Pejman Ghadimi: Stand by your line employees and listen to them doing their work. Interact with them for a day without finding a single fault. Simply pay attention to who they are, what they do and what their goals in life are. By doing so, you will be able to help those who help you reach their personal goals and that connection will create a powerful bond that will make them work harder for you as their work is now fueled by belief.
SmallBizLady: How do you hire the right people?
Pejman Ghadimi: Hiring amazing people can be tricky but not impossible. Most hire based on a resume or skill-set, and I simply do the opposite. I don’t even look at the resume or past experience. Instead I focus on the level of awareness someone has and their perspective of life. As philosophical as this may sound, it helps hire people with a common set of values and beliefs rather than people who want a job or career. While those individuals are also good, what they do is trade their time for your money. On the other hand, those with common beliefs trade their energy and mindset for fulfillment and end up working much harder than anyone whose motivation is monetary.

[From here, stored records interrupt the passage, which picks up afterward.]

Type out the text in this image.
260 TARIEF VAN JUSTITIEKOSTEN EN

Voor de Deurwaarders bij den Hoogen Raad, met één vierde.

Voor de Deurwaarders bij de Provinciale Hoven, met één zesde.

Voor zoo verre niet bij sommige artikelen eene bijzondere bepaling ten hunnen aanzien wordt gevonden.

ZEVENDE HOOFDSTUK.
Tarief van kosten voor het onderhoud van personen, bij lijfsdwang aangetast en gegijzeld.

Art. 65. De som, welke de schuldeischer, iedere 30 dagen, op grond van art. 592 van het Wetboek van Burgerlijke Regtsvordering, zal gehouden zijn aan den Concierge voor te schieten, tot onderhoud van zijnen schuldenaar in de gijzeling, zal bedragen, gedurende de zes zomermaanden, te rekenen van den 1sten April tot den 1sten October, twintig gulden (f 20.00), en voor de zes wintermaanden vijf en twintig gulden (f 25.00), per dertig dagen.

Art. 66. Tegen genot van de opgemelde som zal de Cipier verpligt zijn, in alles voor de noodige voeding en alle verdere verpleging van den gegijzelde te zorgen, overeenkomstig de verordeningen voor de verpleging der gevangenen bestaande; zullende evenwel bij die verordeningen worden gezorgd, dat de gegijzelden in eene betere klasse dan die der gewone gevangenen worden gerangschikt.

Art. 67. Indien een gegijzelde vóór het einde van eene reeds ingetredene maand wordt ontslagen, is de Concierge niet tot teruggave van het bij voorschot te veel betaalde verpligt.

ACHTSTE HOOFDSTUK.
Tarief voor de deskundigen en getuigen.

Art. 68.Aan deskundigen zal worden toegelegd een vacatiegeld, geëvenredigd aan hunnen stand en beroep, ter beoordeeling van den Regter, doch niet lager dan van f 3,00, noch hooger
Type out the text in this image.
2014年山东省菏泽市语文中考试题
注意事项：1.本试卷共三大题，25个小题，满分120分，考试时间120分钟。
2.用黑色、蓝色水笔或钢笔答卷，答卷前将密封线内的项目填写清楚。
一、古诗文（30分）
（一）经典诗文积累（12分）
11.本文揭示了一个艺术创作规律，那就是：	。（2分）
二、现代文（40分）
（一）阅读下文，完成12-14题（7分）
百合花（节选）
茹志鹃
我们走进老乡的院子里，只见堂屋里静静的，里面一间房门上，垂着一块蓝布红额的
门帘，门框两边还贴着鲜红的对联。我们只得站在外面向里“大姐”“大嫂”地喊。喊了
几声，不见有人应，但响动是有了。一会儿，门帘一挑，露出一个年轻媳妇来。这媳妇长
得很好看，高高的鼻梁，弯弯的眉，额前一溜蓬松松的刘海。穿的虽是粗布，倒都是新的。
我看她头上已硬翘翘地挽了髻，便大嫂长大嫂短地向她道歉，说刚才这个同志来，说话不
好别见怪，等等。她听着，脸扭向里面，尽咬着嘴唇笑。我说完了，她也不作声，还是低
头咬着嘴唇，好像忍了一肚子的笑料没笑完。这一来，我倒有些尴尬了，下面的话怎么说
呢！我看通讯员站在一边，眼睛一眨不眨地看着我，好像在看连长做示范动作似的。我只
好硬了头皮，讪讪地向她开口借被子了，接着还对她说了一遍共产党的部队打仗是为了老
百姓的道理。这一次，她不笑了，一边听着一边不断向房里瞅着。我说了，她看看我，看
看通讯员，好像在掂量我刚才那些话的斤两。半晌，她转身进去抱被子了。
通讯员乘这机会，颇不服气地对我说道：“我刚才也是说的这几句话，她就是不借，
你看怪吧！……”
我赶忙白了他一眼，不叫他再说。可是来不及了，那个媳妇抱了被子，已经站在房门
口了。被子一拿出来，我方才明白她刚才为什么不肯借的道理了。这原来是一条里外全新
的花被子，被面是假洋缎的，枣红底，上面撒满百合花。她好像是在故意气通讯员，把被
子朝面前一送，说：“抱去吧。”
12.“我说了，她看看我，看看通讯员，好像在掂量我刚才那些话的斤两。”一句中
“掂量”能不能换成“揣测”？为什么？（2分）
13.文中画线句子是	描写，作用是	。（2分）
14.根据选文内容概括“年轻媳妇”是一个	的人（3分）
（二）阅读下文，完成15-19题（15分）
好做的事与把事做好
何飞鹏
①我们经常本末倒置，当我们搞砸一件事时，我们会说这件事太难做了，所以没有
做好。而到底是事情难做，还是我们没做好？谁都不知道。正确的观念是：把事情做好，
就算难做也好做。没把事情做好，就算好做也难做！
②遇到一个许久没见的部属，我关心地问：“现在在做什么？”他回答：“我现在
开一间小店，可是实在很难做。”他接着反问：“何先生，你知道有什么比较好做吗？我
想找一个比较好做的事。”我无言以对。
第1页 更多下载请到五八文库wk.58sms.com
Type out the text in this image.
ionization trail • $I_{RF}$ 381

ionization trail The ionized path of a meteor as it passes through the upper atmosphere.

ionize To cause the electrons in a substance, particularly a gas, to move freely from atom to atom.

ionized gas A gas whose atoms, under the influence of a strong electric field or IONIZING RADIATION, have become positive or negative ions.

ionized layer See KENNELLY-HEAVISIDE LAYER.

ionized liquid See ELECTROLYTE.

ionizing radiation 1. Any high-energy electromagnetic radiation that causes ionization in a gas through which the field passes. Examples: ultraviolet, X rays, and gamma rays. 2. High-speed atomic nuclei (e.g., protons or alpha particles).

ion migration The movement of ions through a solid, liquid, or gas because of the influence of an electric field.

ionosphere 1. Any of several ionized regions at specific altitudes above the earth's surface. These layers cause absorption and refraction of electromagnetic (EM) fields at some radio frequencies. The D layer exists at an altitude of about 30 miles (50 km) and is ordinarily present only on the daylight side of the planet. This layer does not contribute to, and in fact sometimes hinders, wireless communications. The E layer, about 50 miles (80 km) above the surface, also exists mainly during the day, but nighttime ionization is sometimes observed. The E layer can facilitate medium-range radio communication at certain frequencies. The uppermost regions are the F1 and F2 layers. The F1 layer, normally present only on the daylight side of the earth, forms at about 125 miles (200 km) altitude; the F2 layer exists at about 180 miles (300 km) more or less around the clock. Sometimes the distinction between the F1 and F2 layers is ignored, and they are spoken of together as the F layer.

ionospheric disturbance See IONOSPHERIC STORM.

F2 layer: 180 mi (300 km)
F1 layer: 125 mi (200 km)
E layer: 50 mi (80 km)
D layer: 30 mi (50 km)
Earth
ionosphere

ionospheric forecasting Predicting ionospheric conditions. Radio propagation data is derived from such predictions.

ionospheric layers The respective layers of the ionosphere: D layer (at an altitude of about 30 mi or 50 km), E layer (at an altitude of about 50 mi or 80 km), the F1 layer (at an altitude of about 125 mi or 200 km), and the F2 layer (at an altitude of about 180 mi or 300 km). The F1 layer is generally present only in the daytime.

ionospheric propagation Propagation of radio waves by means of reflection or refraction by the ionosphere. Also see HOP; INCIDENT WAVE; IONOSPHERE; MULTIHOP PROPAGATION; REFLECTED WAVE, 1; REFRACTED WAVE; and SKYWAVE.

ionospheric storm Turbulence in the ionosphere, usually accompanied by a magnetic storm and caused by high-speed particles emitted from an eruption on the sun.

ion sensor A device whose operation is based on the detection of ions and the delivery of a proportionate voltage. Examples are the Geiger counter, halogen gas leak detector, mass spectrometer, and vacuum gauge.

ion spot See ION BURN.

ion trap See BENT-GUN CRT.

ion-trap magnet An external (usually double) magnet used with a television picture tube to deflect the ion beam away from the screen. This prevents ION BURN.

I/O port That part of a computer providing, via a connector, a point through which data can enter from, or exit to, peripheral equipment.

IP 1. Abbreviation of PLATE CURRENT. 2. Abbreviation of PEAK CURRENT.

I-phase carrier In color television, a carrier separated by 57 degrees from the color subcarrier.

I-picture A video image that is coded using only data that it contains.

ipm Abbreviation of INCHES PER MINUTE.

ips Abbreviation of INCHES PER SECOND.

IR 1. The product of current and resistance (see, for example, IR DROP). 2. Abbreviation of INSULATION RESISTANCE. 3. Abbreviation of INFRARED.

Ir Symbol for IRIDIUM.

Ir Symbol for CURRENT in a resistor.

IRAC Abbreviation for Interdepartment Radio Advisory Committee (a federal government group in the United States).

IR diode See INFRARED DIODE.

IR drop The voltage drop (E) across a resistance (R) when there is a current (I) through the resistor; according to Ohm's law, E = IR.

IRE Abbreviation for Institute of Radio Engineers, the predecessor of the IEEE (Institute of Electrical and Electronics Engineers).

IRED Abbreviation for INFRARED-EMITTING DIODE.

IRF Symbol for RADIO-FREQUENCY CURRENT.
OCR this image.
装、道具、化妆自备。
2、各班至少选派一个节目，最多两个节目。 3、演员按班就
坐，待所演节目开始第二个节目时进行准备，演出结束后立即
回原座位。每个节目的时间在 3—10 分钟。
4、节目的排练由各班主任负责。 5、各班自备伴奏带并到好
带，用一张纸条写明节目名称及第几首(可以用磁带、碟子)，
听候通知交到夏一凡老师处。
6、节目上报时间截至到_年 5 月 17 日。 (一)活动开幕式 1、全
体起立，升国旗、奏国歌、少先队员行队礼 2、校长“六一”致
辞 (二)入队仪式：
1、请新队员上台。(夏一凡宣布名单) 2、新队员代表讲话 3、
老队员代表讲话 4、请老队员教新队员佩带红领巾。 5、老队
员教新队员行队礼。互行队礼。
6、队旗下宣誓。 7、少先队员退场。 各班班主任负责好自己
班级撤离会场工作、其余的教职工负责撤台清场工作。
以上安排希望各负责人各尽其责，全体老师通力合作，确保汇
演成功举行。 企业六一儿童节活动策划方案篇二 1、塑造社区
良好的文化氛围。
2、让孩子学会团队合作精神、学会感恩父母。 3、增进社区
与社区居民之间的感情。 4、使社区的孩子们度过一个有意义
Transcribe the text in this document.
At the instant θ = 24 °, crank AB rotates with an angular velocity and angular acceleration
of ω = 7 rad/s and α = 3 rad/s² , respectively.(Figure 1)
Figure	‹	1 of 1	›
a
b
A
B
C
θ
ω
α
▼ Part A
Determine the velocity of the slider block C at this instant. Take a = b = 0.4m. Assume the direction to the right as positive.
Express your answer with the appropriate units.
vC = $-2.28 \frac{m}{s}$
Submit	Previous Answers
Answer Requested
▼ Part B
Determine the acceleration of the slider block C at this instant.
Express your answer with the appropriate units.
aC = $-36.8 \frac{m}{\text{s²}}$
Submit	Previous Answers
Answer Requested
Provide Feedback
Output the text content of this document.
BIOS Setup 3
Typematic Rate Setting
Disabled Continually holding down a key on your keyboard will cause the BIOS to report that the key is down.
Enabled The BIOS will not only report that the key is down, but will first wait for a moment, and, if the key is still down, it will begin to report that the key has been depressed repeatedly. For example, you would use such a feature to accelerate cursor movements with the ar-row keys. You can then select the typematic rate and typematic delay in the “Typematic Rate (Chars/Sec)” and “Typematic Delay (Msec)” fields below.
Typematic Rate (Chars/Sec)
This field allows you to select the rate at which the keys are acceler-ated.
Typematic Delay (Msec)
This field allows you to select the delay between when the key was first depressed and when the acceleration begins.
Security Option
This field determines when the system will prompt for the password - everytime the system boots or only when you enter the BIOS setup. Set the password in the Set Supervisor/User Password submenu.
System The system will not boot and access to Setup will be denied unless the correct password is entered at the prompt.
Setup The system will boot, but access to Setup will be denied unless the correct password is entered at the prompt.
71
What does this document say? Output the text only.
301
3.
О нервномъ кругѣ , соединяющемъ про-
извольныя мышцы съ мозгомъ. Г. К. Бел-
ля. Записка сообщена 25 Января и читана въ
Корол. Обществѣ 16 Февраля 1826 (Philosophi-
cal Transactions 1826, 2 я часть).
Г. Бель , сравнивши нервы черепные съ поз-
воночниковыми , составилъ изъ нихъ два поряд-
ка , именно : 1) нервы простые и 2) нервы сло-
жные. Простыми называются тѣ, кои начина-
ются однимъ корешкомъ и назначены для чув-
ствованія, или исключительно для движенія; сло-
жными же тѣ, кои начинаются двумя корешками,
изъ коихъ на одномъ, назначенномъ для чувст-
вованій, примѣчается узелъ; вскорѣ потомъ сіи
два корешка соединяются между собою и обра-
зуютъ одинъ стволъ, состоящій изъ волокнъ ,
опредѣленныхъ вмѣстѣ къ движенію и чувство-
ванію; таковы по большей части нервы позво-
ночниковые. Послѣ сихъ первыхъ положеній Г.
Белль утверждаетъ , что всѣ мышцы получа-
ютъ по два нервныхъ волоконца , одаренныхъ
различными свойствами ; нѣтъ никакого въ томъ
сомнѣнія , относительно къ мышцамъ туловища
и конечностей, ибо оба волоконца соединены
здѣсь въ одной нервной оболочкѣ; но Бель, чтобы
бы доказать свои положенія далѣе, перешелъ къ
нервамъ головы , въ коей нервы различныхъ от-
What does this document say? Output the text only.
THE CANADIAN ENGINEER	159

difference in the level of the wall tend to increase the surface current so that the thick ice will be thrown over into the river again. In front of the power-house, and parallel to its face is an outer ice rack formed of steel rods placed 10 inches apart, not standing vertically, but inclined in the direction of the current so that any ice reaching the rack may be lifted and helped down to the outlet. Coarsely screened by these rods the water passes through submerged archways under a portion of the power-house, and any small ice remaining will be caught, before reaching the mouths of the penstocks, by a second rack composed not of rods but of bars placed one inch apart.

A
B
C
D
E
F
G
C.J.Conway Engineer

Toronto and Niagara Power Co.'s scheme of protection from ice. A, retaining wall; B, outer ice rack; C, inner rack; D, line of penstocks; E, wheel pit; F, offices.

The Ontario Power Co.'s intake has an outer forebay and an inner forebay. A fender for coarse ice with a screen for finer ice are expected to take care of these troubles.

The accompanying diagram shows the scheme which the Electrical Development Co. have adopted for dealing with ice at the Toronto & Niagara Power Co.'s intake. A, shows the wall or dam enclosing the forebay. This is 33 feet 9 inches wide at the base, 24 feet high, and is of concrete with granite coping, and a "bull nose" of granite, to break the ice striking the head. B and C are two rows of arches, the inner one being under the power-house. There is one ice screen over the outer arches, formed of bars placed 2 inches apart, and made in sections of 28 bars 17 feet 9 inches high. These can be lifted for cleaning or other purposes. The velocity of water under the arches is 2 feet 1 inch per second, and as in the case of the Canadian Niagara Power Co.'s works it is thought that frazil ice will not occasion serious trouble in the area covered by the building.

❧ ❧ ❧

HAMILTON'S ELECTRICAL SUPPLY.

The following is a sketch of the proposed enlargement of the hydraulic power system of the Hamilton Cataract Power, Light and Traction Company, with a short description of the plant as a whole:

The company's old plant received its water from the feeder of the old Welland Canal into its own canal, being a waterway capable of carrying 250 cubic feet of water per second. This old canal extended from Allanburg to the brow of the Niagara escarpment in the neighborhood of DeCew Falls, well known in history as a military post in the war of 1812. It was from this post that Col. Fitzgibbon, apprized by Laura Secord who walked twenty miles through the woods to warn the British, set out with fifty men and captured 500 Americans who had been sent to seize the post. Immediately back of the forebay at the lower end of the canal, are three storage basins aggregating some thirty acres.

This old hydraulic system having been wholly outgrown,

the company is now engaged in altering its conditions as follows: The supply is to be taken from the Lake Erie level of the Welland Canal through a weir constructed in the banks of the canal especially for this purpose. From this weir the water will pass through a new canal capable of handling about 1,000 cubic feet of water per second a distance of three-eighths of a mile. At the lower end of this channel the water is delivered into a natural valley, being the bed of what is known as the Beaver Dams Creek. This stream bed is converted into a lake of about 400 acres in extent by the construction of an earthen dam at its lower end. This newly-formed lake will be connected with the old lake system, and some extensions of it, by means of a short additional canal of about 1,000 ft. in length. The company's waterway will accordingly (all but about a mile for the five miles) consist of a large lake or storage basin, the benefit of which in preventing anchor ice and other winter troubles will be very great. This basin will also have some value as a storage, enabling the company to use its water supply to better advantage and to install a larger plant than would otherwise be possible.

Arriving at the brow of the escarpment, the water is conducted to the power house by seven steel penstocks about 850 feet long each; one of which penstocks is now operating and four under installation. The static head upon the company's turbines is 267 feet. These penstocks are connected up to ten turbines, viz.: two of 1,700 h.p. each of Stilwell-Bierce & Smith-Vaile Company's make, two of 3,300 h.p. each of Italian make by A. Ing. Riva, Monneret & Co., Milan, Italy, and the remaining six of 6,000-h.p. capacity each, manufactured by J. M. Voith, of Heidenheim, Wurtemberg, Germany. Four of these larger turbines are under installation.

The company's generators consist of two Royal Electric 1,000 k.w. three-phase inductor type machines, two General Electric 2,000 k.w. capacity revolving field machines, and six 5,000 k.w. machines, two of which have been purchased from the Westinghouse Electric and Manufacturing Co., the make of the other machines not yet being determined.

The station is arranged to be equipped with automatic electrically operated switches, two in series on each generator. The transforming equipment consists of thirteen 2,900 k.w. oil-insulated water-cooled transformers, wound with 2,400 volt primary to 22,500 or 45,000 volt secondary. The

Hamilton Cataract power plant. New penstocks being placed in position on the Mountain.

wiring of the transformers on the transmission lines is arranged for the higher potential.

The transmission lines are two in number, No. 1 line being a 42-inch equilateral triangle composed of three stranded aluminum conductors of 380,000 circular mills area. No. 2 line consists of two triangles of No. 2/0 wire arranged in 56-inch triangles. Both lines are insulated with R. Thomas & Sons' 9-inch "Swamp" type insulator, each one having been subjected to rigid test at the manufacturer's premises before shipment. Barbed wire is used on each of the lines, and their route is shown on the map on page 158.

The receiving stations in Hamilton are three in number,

SmallBizLady: What are the rewards of putting people first?
Pejman Ghadimi: By putting people first, you are creating a following of resources. When people owe their success to you, they tend to become loyal and want to always return the favor. While some deviate from this rule, it holds true for the majority. Regardless that they continue to work under you directly or not, they will always end up working for you. When people work for you because they want to, not because they have to; they tend to work at 80%+ of their capacity and feel socially responsible in helping you achieve your goals. Those who only work for you for money usually do so as they see no other value provided by you or your business for them, and therefore only work as little as they can to give you your money’s worth. This is very common in large organizations as there is a significant disconnect from leaders and followers.
SmallBizLady: How do you deal with difficult people?
Pejman Ghadimi: You listen before you argue. There is no winner in an argument. There are simply two people agreeing to disagree. The best way to get someone to see your point is not to question their belief or values, but rather getting them to question their own. That way over time, curiosity will enable such individuals to understand the other perspective presented. The best way to do so is simply listen and then pose questions such as: “if this holds true then why…” This does not come as confrontation but rather enables you to pose questions that the other person cannot answer. This makes the other person question their own belief or perspective rather than believe you are imposing your ways on them; a powerful coaching method of self-discovery for any small business owner.
SmallBizLady: How do you motivate people to drive amazing results?
Pejman Ghadimi: Money or rewards given in exchange for hard work never make people work their hardest. All you are doing by adding money in the mix is killing creativity and helping narrow someone’s vision on the prize. To truly drive amazing results through people, you have to tap into their belief system by creating value for them and showing them the benefits of being part of something bigger than themselves. Many want to be part of the next big thing but simply don’t think they are worthy of it. If you help others by growing their confidence and entrusting them with more responsibility than they think they are worth, they will tend to work harder and be more focused on the overall results rather than just doing their part and moving on. They ultimately end up accepting their social responsibilities to the project and become people centric like you. This becomes a killer combination for success and even more of a reason why people matter.